The principle advantage of the separability property is that the 2D DFT can be obtained in two steps by successive application of 1D DFT.

F(u,v) can be obtained by applying 1D-DFT along the rows and then along the columns.

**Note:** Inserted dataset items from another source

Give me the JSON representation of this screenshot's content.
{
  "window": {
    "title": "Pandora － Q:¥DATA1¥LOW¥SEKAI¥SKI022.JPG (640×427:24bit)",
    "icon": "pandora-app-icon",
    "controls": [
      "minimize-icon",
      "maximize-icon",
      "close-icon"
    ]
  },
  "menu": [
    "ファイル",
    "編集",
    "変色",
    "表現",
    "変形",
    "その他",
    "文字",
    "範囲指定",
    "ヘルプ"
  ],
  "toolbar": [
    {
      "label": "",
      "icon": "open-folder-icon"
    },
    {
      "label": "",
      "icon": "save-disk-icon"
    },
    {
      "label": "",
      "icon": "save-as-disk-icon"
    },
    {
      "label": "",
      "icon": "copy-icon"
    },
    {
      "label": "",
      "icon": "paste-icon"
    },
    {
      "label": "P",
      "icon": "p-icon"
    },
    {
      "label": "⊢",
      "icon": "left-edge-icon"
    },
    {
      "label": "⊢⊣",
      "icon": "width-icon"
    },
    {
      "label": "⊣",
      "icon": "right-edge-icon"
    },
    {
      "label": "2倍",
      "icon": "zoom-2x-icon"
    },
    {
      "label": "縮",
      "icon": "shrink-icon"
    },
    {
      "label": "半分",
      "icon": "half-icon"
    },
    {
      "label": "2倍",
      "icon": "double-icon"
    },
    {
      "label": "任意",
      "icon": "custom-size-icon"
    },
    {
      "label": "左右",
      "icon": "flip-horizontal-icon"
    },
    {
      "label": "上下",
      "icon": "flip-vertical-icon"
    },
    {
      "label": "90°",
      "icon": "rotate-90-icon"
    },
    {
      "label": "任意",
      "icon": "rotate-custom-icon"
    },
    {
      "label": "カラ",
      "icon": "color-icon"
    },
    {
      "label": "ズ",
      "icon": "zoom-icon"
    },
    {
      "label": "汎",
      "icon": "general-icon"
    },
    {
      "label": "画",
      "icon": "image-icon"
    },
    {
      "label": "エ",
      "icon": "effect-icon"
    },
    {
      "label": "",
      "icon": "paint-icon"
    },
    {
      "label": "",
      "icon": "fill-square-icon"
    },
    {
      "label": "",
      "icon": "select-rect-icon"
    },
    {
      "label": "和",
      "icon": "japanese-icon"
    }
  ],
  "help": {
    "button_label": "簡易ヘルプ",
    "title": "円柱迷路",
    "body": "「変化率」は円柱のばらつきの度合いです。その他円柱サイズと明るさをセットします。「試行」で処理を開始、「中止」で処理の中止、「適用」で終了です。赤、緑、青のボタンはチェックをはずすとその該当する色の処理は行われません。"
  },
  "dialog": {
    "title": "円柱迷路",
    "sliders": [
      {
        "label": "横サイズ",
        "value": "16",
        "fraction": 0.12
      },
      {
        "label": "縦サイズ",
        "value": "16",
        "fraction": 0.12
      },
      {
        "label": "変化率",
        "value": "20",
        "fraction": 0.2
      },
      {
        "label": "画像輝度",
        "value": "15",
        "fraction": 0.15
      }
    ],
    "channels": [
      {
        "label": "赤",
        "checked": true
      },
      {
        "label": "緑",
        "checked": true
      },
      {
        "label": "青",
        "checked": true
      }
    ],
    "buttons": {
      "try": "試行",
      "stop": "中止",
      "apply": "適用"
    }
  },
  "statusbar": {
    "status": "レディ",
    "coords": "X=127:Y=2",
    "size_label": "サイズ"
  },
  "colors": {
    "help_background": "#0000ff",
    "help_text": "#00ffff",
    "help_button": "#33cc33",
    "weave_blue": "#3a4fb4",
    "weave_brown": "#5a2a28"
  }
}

2. Translation Property (Shifting Property):

$f(x, y) e^{+j2π \left(\frac{uax+vay}{N}\right)}$

If f(x,y) is multiplied by an exponential, the original Fourier transform f(u,v) gets shifted in frequency by the F(u-u0, v-v0)

We know,

$F{f(x,y)}= F(u,v) = \sum{x=0}^{N-1} \sum_{y=0}^{N-1} f(x,y) e^{-j2π(\frac{ux+vy}{N})}$

Multiplying f(x,y) by $e^{j2π (\frac{u0x+v0y}{N})}$

$F{f(x,y) e^{j2π (\frac{u0x+v0y}{N})}} = \sum_{x=0}^{N-1}\sum_{y=0}^{N-1} f(x,y) e^{-j2π(\frac{ux+vy}{N})} e^{j2π(\frac{u0x+v0y}{N})} $

$F{f(x,y) e^{j2π (\frac{u0x+v0y}{N})}} = \sum_{x=0}^{N-1} \sum_{y=0}^{N-1} f(x,y) e^{(\frac{-j2πux}{N}+\frac{j2πu0x}{N})} e^{\frac{-j2πvx+j2πv0y}{N}} $

$F{f(x,y) e^{j2π (\frac{u0x+v0y}{N})}} = F(u-u0, v- v0)$

Hence,

If $F{f(x, y)} → F (u, v)$

If $F{f(x, y) e^{j2π \frac{uax+vay}{N}}}$

3. Rotational property:

Polar coordinates is

X=rcosθ ; Y=rsinθ

U= wcosΦ ; Y=wsinΦ

Then f(x,y) and F(u,v) become f(r,θ) and F(w,Φ)

Put this in the continuous or discrete Fourier transform pair, get

F(r,θ+θ0) = F(w,Φ+θ0)

That if the rotated f(x,y) by an angle θ0, the fourier spectrum F(u,v) also rotates the same angle.